2005, dix ans plus tard, le bilan du référendum de 1995

Ce texte est tiré d’un document de réflexion intitulé, Une Assemblée constituante pour tracer ensemble les contours d’un Québec indépendant, écrit en octobre 2005, dans le contexte de l’élaboration de la proposition stratégique de la tenue d’une constituante pour l’Union des forces progressistes (UFP)

Avec la reprise en main par Jacques Parizeau en 1989 et la liquidation de la perspective d’affirmation nationale qu’avait défendue Pierre-Marc Johnson en 1985, le PQ s’est reconstruit. Il a pu, encore une fois, unir les souverainistes à l’intérieur du Parti avec le mot d’ordre de Parizeau : défendre la souveraineté avant, pendant et après les élections.
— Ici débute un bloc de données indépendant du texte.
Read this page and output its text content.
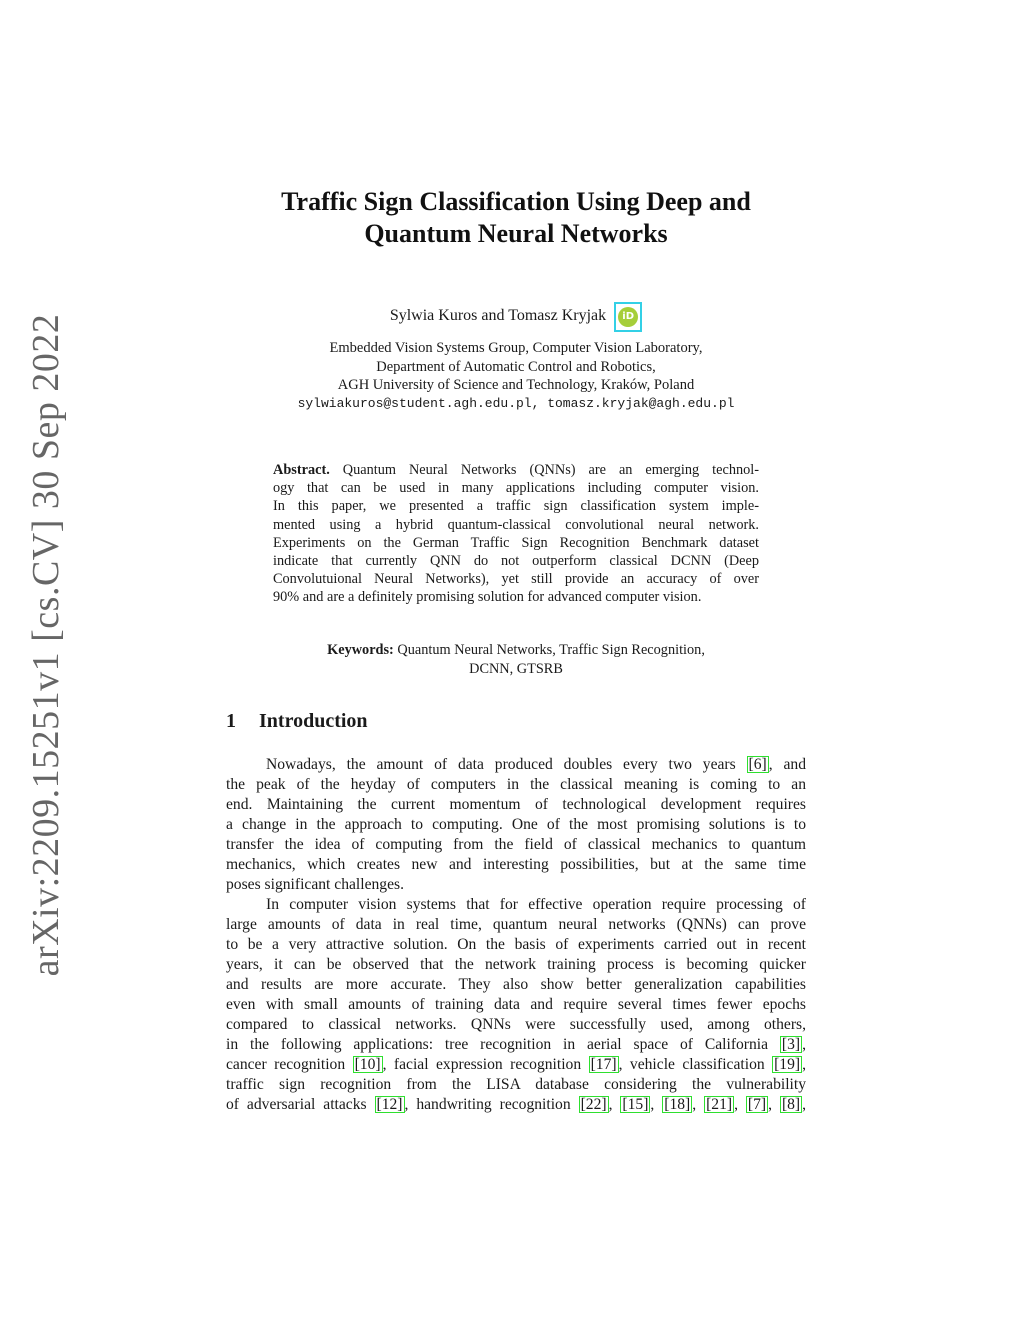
arXiv:2209.15251v1 [cs.CV] 30 Sep 2022
Traffic Sign Classification Using Deep and
Quantum Neural Networks
Sylwia Kuros and Tomasz Kryjak	iD
Embedded Vision Systems Group, Computer Vision Laboratory,
Department of Automatic Control and Robotics,
AGH University of Science and Technology, Kraków, Poland
sylwiakuros@student.agh.edu.pl, tomasz.kryjak@agh.edu.pl
Abstract. Quantum Neural Networks (QNNs) are an emerging technol-
ogy that can be used in many applications including computer vision.
In this paper, we presented a traffic sign classification system imple-
mented using a hybrid quantum-classical convolutional neural network.
Experiments on the German Traffic Sign Recognition Benchmark dataset
indicate that currently QNN do not outperform classical DCNN (Deep
Convolutuional Neural Networks), yet still provide an accuracy of over
90% and are a definitely promising solution for advanced computer vision.
Keywords: Quantum Neural Networks, Traffic Sign Recognition,
DCNN, GTSRB
1 Introduction
Nowadays, the amount of data produced doubles every two years [6] , and
the peak of the heyday of computers in the classical meaning is coming to an
end. Maintaining the current momentum of technological development requires
a change in the approach to computing. One of the most promising solutions is to
transfer the idea of computing from the field of classical mechanics to quantum
mechanics, which creates new and interesting possibilities, but at the same time
poses significant challenges.
In computer vision systems that for effective operation require processing of
large amounts of data in real time, quantum neural networks (QNNs) can prove
to be a very attractive solution. On the basis of experiments carried out in recent
years, it can be observed that the network training process is becoming quicker
and results are more accurate. They also show better generalization capabilities
even with small amounts of training data and require several times fewer epochs
compared to classical networks. QNNs were successfully used, among others,
in the following applications: tree recognition in aerial space of California [3] ,
cancer recognition [10] , facial expression recognition [17] , vehicle classification [19] ,
traffic sign recognition from the LISA database considering the vulnerability
of adversarial attacks [12] , handwriting recognition [22] , [15] , [18] , [21] , [7] , [8] ,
En 1994, le PQ reprend le pouvoir. L’année suivante, il organise un référendum sur la souveraineté-partenariat. Le gouvernement Parizeau n’envisage pas de convoquer une Assemblée constituante. Il adopte un projet de loi qui définit déjà clairement les grandes lignes de la souveraineté recherchée. La direction péquiste est engagée jusqu’au cou dans le néolibéralisme et veut désarmer la méfiance du gouvernement de Washington. Elle propose donc une souveraineté limitée.

Son projet prévoit l’association avec le Canada, la monnaie commune, la double citoyenneté, le soutien à l’ALENA et aux alliances militaires (OTAN et NORAD). Le Québec deviendrait souverain, mais les Québécoises et les Québécois pourraient demeurer citoyens canadiens. Le Québec deviendrait souve¬rain, mais il pourrait continuer à profiter de la monnaie canadienne. Le Québec deviendrait souverain, mais il continuerait à être partie à tous les traités et alliances signés par le gouvernement du Canada. Les fédéralistes auront beau jeu de tirer profit de ces contradictions évidentes.

En signe de bienveillance envers le gouvernement américain, Parizeau se présente comme l’avant¬garde du libre-échange sur le continent. Son projet de souveraineté limitée propose une « rupture tranquille » qui pourrait respecter la domination américaine.

Contrairement au référendum de 1980, la direction péquiste prévoit une consultation limitée et bien contrôlée. La Commission sur l’avenir du Québec est un bien pâle reflet de ce qu’aurait pu être une véritable démarche d’Assemblée constituante. Les gens du Québec auront le droit de se prononcer sur la souveraineté, mais non celui de décider collectivement de la réalité du Québec dans lequel ils veulent vivre.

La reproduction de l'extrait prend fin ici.